Il n’est pas discuté que la portée de l’arrêt du cours des inscriptions n’est pas limitée à la seule période d’observation (v. les travaux préparatoires très clairs de la loi du 25 janv. 1985 à ce sujet : amend. n° 56 et interview Badinter, JOAN CR 9 avr. 1984, p. 1287. La règle n’a pas été modifiée avec la loi de sauvegarde) de la procédure de sauvegarde ou de redressement judiciaire. L’arrêt jouera également en phase de liquidation judiciaire.

Pendant l’exécution du plan de redressement ou de sauvegarde, les créanciers soumis au plan ne pourront davantage publier une sûreté en garantie de leurs créances.

Le fondement de la règle doit être recherché dans la volonté de « geler le patrimoine du débiteur », comme cela résulte des travaux préparatoires de la loi du 25 janvier 1985 (Rapp. Gouzes, JO doc. adm. n° 1872, p. 85). En figeant le patrimoine du débiteur au jour du jugement d’ouverture, on fige identiquement le gage commun des créanciers dans son état au jour du jugement d’ouverture. La règle participe donc de la protection du gage commun (C. Favre-Rochex, Sûretés et procédures collectives, LGDJ-BDED, t. 19, 2020, n° 39 ; P.-M. Le Corre, Droit et pratique des procédures collectives, 13e éd., Dalloz Action, n° 651.16), en empêchant une distribution postérieure de celui-ci dans des conditions différentes de celles existant au jour du jugement :

« Créance, telle tu étais au jugement d’ouverture, telle tu demeureras pendant la procédure.»

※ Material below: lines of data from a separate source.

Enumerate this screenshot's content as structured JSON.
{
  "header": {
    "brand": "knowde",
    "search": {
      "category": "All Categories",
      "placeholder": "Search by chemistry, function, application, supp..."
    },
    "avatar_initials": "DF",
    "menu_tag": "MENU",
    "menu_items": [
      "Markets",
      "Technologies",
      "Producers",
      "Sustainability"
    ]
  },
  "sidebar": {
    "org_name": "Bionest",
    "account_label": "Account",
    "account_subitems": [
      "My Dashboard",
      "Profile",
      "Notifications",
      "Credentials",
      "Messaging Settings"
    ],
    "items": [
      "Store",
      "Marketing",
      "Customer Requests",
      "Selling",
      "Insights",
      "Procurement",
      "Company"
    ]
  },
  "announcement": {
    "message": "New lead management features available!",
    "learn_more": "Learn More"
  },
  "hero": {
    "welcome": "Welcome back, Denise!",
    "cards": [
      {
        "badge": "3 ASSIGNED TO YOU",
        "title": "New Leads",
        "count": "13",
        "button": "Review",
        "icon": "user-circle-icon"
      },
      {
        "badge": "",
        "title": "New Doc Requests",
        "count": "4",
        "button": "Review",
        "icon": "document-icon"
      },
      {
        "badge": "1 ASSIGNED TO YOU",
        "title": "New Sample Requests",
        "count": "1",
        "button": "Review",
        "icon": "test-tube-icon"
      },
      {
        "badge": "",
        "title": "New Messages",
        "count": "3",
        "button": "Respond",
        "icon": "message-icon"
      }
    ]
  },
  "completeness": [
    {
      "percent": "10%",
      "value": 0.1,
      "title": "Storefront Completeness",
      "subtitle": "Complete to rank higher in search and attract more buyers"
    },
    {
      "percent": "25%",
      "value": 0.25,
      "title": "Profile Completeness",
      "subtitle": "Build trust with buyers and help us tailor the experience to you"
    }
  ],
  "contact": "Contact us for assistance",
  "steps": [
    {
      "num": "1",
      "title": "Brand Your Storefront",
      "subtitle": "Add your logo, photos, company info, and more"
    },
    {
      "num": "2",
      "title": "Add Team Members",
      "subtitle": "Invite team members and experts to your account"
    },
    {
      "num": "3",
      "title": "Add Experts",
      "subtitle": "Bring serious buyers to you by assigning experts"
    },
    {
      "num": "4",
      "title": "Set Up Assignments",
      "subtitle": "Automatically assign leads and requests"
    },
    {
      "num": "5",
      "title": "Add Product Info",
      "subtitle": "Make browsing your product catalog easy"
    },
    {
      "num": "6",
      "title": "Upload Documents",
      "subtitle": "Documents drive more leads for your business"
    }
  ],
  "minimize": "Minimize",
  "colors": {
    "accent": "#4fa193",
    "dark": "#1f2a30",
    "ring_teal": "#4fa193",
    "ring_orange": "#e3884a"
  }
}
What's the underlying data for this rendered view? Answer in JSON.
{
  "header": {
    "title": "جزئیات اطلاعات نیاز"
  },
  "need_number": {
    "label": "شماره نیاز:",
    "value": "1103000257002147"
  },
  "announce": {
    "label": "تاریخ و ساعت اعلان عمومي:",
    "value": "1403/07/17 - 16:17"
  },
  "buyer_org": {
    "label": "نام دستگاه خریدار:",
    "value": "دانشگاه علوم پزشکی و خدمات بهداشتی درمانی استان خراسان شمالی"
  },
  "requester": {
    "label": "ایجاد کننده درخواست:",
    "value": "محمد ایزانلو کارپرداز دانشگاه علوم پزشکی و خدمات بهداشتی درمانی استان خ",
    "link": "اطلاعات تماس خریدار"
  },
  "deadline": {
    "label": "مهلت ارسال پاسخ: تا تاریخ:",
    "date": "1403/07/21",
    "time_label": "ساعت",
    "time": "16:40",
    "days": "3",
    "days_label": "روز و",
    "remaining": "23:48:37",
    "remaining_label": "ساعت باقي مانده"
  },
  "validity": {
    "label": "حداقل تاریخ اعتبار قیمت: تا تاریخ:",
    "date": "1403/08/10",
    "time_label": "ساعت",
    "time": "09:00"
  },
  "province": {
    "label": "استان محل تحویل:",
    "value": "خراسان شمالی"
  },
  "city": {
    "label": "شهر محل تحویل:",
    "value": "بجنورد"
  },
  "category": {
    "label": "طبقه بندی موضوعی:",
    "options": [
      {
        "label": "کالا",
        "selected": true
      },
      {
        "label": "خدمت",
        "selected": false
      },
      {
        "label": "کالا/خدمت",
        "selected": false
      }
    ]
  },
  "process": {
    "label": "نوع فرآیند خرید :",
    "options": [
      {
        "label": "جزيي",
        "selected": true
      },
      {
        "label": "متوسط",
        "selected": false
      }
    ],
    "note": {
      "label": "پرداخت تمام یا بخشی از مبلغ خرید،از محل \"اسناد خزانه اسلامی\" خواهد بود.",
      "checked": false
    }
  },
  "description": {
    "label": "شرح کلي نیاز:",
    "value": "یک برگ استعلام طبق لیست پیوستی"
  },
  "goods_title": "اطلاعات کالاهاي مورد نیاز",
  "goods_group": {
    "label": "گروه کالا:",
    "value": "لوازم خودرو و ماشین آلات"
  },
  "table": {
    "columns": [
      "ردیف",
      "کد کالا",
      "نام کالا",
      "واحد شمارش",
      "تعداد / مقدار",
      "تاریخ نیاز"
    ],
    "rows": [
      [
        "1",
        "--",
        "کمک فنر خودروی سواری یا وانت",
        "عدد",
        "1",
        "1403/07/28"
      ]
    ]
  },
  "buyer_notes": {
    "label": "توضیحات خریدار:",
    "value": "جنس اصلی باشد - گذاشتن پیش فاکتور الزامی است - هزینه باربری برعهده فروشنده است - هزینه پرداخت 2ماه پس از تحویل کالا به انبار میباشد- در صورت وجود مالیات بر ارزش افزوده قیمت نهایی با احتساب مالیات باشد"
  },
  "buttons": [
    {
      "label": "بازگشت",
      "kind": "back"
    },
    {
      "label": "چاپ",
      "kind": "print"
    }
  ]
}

Il existe en droit des entreprises en difficulté une seconde règle dite de l’interdiction des constitutions de sûretés après le jugement d’ouverture pour garantir des créances antérieures. Elle est posée en ces termes par l’article L. 622-7-II, alinéa 1, du code de commerce : « Le juge-commissaire peut autoriser le débiteur à […] consentir une sûreté réelle conventionnelle en garantie d’une créance postérieure à l’ouverture de la procédure ». Cette solution, dont la rédaction actuelle est issue de l’ordonnance du 15 septembre 2021, avait été posée antérieurement par la Cour de cassation : il est impossible de constituer après le jugement d’ouverture, une sûreté pour garantir le paiement de créances antérieures. La règle de l’égalité des créanciers peut être invoquée pour interdire cette constitution (Com. 3 avr. 2019, n° 18-11.281 F-P+B, Dalloz actualité, 19 juin 2019, obs. X. Delpech ; D. 2019. 757 ; Just. & cass. 2020. 282, rapp. A. Vaissette ; RTD com. 2019. 990, obs. A. Martin-Serf ; BJE juill./août 2019, 117b6, p. 23, note N. Borga ; JCP E 2019. Chron. 1375, n° 5, obs. A. Tehrani).

La sanction des deux règles n’est pas identique : s’il n’est pas discuté que la violation de l’interdiction de constituer des sûretés pour garantir des créances antérieures est sanctionnée par la nullité de la sûreté, en revanche, la sanction de l’arrêt du cours des inscriptions de sûretés fait davantage difficulté.

La détermination de cette sanction est précisément la question centrale de l’arrêt commenté.

En l’espèce, une banque a, par acte notarié, accordé à une société un prêt destiné à financer l’acquisition d’un terrain et la construction de deux villas. Le 15 mars 2018, la société a été mise en sauvegarde. La banque a déclaré sa créance. Un plan a été adopté le 18 juillet 2019.

Le 20 décembre 2022, la banque a inscrit une hypothèque judiciaire provisoire sur les biens immobiliers appartenant à la société débitrice, qu’elle lui a dénoncée le 26 décembre 2022.

Le 11 janvier 2023, le plan de sauvegarde de la société a été résolu et une procédure de redressement judiciaire a été ouverte.

Soutenant que l’hypothèque avait été inscrite en violation des dispositions de l’article L. 622-30 du code de commerce, par actes des 18 et 20 janvier 2023, la société débitrice et son mandataire judiciaire ont demandé au président du tribunal de commerce, saisi en application de l’article R. 512-2 du code des procédures civiles d’exécution, d’en ordonner la mainlevée.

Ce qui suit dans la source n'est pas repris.